Ça se bouscule depuis lundi dans les salles de dégustation. Négociants, importateurs, critiques ou cavistes attendaient depuis longtemps pour se faire leur propre opinion du millésime 2015 qui a bénéficié de conditions de maturation rares avec une météo idéale. Et sans surprise, l'éloge le dispute à la dithyrambe.
"C'est le meilleur que j'ai jamais dégusté. Les vins sont jeunes mais déjà très accessibles avec un formidable fruit. Ce millésime est exceptionnel", assure Neil Pendock, propriétaire d'une cave à vins à Capetown (Afrique du sud).
"Ce 2015 est réussi dans toutes les appellations du Bordelais, avec certes quelques petites inégalités. On a de très beaux vins blancs, étincelants, et des rouges qui sont soyeux, croquants avec beaucoup de fruit et d'élégance.
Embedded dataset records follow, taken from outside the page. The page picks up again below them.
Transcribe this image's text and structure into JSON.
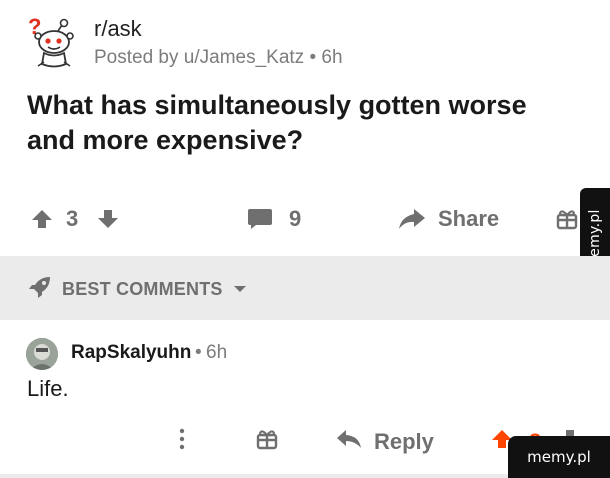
{
  "post": {
    "subreddit": "r/ask",
    "meta": "Posted by u/James_Katz • 6h",
    "title": "What has simultaneously gotten worse and more expensive?",
    "votes": "3",
    "comments": "9",
    "share_label": "Share"
  },
  "sort": {
    "label": "BEST COMMENTS"
  },
  "comment": {
    "username": "RapSkalyuhn",
    "separator": "•",
    "time": "6h",
    "body": "Life.",
    "reply_label": "Reply",
    "votes": "8"
  },
  "watermarks": {
    "side": "memy.pl",
    "corner": "memy.pl"
  },
  "colors": {
    "upvote_active": "#ff4500",
    "icon_gray": "#6f6f6f",
    "sort_bar_bg": "#ebebeb"
  },
  "icons": {
    "subreddit": "snoo-question-icon",
    "upvote": "arrow-up-icon",
    "downvote": "arrow-down-icon",
    "comments": "comment-bubble-icon",
    "share": "share-arrow-icon",
    "award": "gift-icon",
    "sort": "rocket-icon",
    "more": "more-vertical-icon",
    "reply": "reply-arrow-icon"
  }
}
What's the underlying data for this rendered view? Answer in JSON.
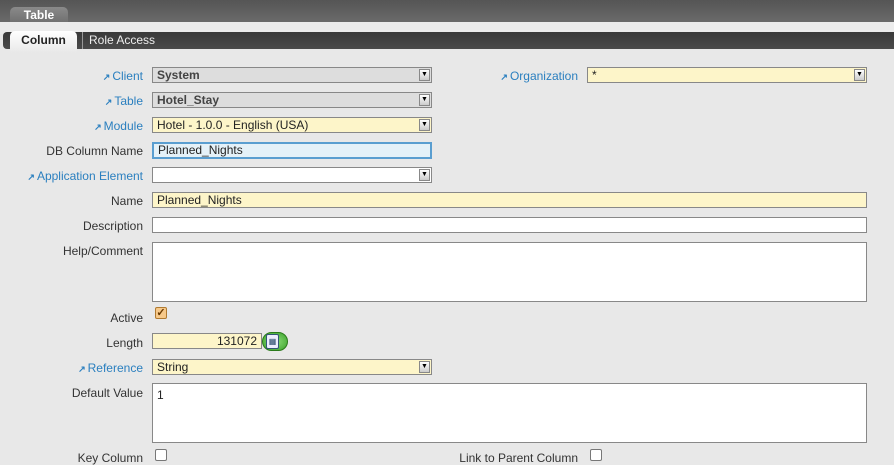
{
  "window_tab": "Table",
  "tabs": [
    "Column",
    "Role Access"
  ],
  "form": {
    "client": {
      "label": "Client",
      "value": "System"
    },
    "organization": {
      "label": "Organization",
      "value": "*"
    },
    "table": {
      "label": "Table",
      "value": "Hotel_Stay"
    },
    "module": {
      "label": "Module",
      "value": "Hotel - 1.0.0 - English (USA)"
    },
    "db_column_name": {
      "label": "DB Column Name",
      "value": "Planned_Nights"
    },
    "application_element": {
      "label": "Application Element",
      "value": ""
    },
    "name": {
      "label": "Name",
      "value": "Planned_Nights"
    },
    "description": {
      "label": "Description",
      "value": ""
    },
    "help_comment": {
      "label": "Help/Comment",
      "value": ""
    },
    "active": {
      "label": "Active",
      "checked": true
    },
    "length": {
      "label": "Length",
      "value": "131072"
    },
    "reference": {
      "label": "Reference",
      "value": "String"
    },
    "default_value": {
      "label": "Default Value",
      "value": "1"
    },
    "key_column": {
      "label": "Key Column",
      "checked": false
    },
    "link_parent_column": {
      "label": "Link to Parent Column",
      "checked": false
    }
  }
}
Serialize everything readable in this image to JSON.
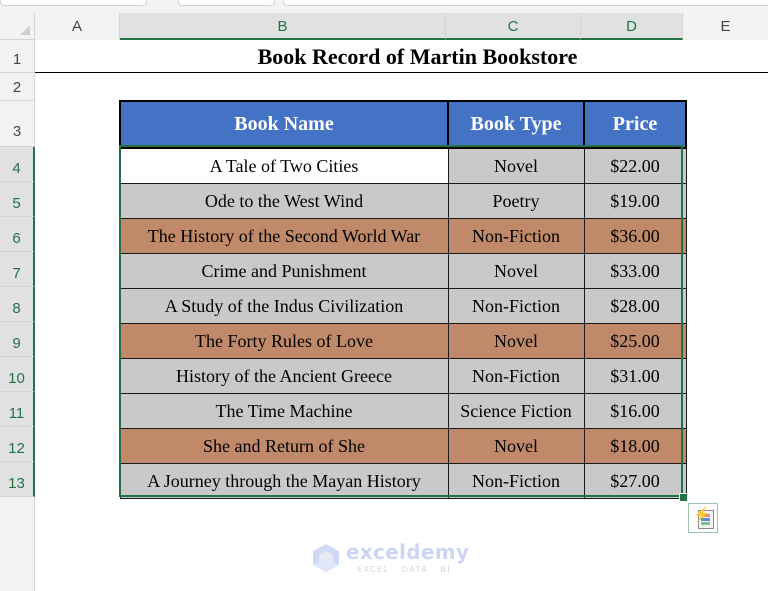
{
  "spreadsheet": {
    "columns": [
      "A",
      "B",
      "C",
      "D",
      "E"
    ],
    "selected_columns": [
      "B",
      "C",
      "D"
    ],
    "rows": [
      "1",
      "2",
      "3",
      "4",
      "5",
      "6",
      "7",
      "8",
      "9",
      "10",
      "11",
      "12",
      "13"
    ],
    "selected_rows": [
      "4",
      "5",
      "6",
      "7",
      "8",
      "9",
      "10",
      "11",
      "12",
      "13"
    ]
  },
  "title": "Book Record of Martin Bookstore",
  "table": {
    "headers": [
      "Book Name",
      "Book Type",
      "Price"
    ],
    "rows": [
      {
        "name": "A Tale of Two Cities",
        "type": "Novel",
        "price": "$22.00",
        "highlight": "partial"
      },
      {
        "name": "Ode to the West Wind",
        "type": "Poetry",
        "price": "$19.00",
        "highlight": "gray"
      },
      {
        "name": "The History of the Second World War",
        "type": "Non-Fiction",
        "price": "$36.00",
        "highlight": "brown"
      },
      {
        "name": "Crime and Punishment",
        "type": "Novel",
        "price": "$33.00",
        "highlight": "gray"
      },
      {
        "name": "A Study of the Indus Civilization",
        "type": "Non-Fiction",
        "price": "$28.00",
        "highlight": "gray"
      },
      {
        "name": "The Forty Rules of Love",
        "type": "Novel",
        "price": "$25.00",
        "highlight": "brown"
      },
      {
        "name": "History of the Ancient Greece",
        "type": "Non-Fiction",
        "price": "$31.00",
        "highlight": "gray"
      },
      {
        "name": "The Time Machine",
        "type": "Science Fiction",
        "price": "$16.00",
        "highlight": "gray"
      },
      {
        "name": "She and Return of She",
        "type": "Novel",
        "price": "$18.00",
        "highlight": "brown"
      },
      {
        "name": "A Journey through the Mayan History",
        "type": "Non-Fiction",
        "price": "$27.00",
        "highlight": "gray"
      }
    ]
  },
  "colors": {
    "header_bg": "#4472C4",
    "gray_fill": "#C9C9C9",
    "brown_fill": "#C0896A",
    "white_fill": "#FFFFFF",
    "selection": "#217346"
  },
  "quick_analysis": {
    "icon": "quick-analysis-icon"
  },
  "watermark": {
    "name": "exceldemy",
    "tagline": "EXCEL · DATA · BI"
  }
}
Il est dans la lignée des derniers grands, les 2005, 2009 et 2010", abonde Stéphane Toutoundji, ?nologue, co-associé au laboratoire de conseil aux propriétés viticoles, Oenoteam.
"Il y a de quoi s'enthousiasmer, c'était de grands raisins et c'est un grand millésime avec des vins précis, meilleurs que ceux que l'on a jamais fait", confirme l??nologue mondialement réputé Michel Rolland. "Pour le comparer dans l'échelle des grands millésimes, on a la puissance des 2005, des tanins très soyeux, de la densité et de la belle longueur et la rondeur et le charme solaire des 2009", esquisse-t-il.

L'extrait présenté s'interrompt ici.